Under the leadership of the VP Medicare Segment Lead, this role will facilitate transparent and compliant execution of Medicare performance objectives.

Coordinates accountabilities between segment and markets to drive performance in network, risk adjustment, and stars; single point of contact for escalations from aligned market segments.

Coordinates accountabilities between segment, health plans, and shared services to drive compliance and performance objectives as well as provide oversight, including service level agreements.

Works with staff and senior management to mitigate risk and develop/implement improvements across areas that impact Medicare performance.
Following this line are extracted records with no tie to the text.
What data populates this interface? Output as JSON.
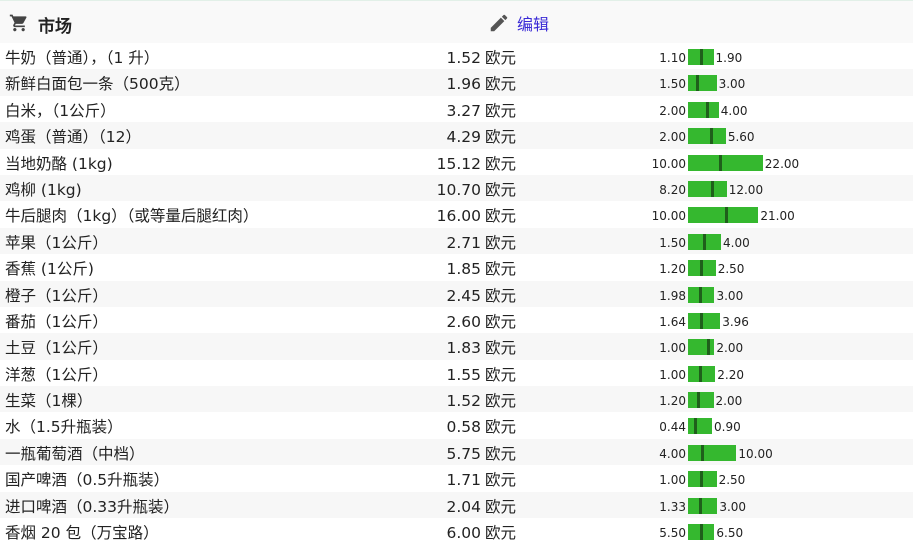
{
  "header": {
    "title": "市场",
    "edit_label": "编辑",
    "cart_icon": "shopping-cart-icon",
    "edit_icon": "pencil-icon"
  },
  "colors": {
    "bar": "#35b82f",
    "marker": "#1f5f1b",
    "link": "#3a2ad6"
  },
  "currency": "欧元",
  "items": [
    {
      "name": "牛奶（普通），（1 升）",
      "price": "1.52",
      "min": "1.10",
      "max": "1.90"
    },
    {
      "name": "新鲜白面包一条（500克）",
      "price": "1.96",
      "min": "1.50",
      "max": "3.00"
    },
    {
      "name": "白米，（1公斤）",
      "price": "3.27",
      "min": "2.00",
      "max": "4.00"
    },
    {
      "name": "鸡蛋（普通）（12）",
      "price": "4.29",
      "min": "2.00",
      "max": "5.60"
    },
    {
      "name": "当地奶酪 (1kg)",
      "price": "15.12",
      "min": "10.00",
      "max": "22.00"
    },
    {
      "name": "鸡柳 (1kg)",
      "price": "10.70",
      "min": "8.20",
      "max": "12.00"
    },
    {
      "name": "牛后腿肉（1kg）（或等量后腿红肉）",
      "price": "16.00",
      "min": "10.00",
      "max": "21.00"
    },
    {
      "name": "苹果（1公斤）",
      "price": "2.71",
      "min": "1.50",
      "max": "4.00"
    },
    {
      "name": "香蕉 (1公斤)",
      "price": "1.85",
      "min": "1.20",
      "max": "2.50"
    },
    {
      "name": "橙子（1公斤）",
      "price": "2.45",
      "min": "1.98",
      "max": "3.00"
    },
    {
      "name": "番茄（1公斤）",
      "price": "2.60",
      "min": "1.64",
      "max": "3.96"
    },
    {
      "name": "土豆（1公斤）",
      "price": "1.83",
      "min": "1.00",
      "max": "2.00"
    },
    {
      "name": "洋葱（1公斤）",
      "price": "1.55",
      "min": "1.00",
      "max": "2.20"
    },
    {
      "name": "生菜（1棵）",
      "price": "1.52",
      "min": "1.20",
      "max": "2.00"
    },
    {
      "name": "水（1.5升瓶装）",
      "price": "0.58",
      "min": "0.44",
      "max": "0.90"
    },
    {
      "name": "一瓶葡萄酒（中档）",
      "price": "5.75",
      "min": "4.00",
      "max": "10.00"
    },
    {
      "name": "国产啤酒（0.5升瓶装）",
      "price": "1.71",
      "min": "1.00",
      "max": "2.50"
    },
    {
      "name": "进口啤酒（0.33升瓶装）",
      "price": "2.04",
      "min": "1.33",
      "max": "3.00"
    },
    {
      "name": "香烟 20 包（万宝路）",
      "price": "6.00",
      "min": "5.50",
      "max": "6.50"
    }
  ]
}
Collaborates across Medicare segment, with health plans, and enterprise shared services to ensure appropriate performance objectives are met; develop leading indicators and alerts for all key operational metrics.

Analyzes activities and identifies trends and potential opportunities within Medicare segment to achieve performance objectives at a state and overall level. .

Develop ownership and outcome recommendation for processes that cross functions – segment, enterprise operations, etc.

Direct implementation, monitoring, and measurement of strategic and tactical plans that contribute to segment and health plan growth and achievement of other performance objectives.

Other operational duties as assigned by the Segment Lead.

Job Qualifications

REQUIRED EDUCATION:

Bachelor's Degree in Business, Health Services Administration or related field, or comparable experience.

REQUIRED EXPERIENCE:

5-10 years’ experience in Managed Care, specifically government programs and/or Medicare/Duals Health Plan Operations

Strong leadership in a matrixed environment

Demonstrated adaptability and flexibility to a rapidly moving business environment.

ADDITIONAL SKILLS / TECHNICAL SKILLS:

Background analyzing technical performance and driving teams to improvement via direct management and oversight

Strong proficiency in MS Office Tools, particularly PowerPoint and Excel.

PREFERRED EDUCATION:

Graduate Degree

PREFERRED EXPERIENCE:

Experience with SNP and MMP Plans

To all current Molina employees: If you are interested in applying for this position, please apply through the intranet job listing.

Molina Healthcare offers a competitive benefits and compensation package. Molina Healthcare is an Equal Opportunity Employer (EOE) M/F/D/V.

Pay Range: $96,325.57 - $208,705.4 / ANNUAL

*Actual compensation may vary from posting based on geographic location, work experience, education and/or skill level.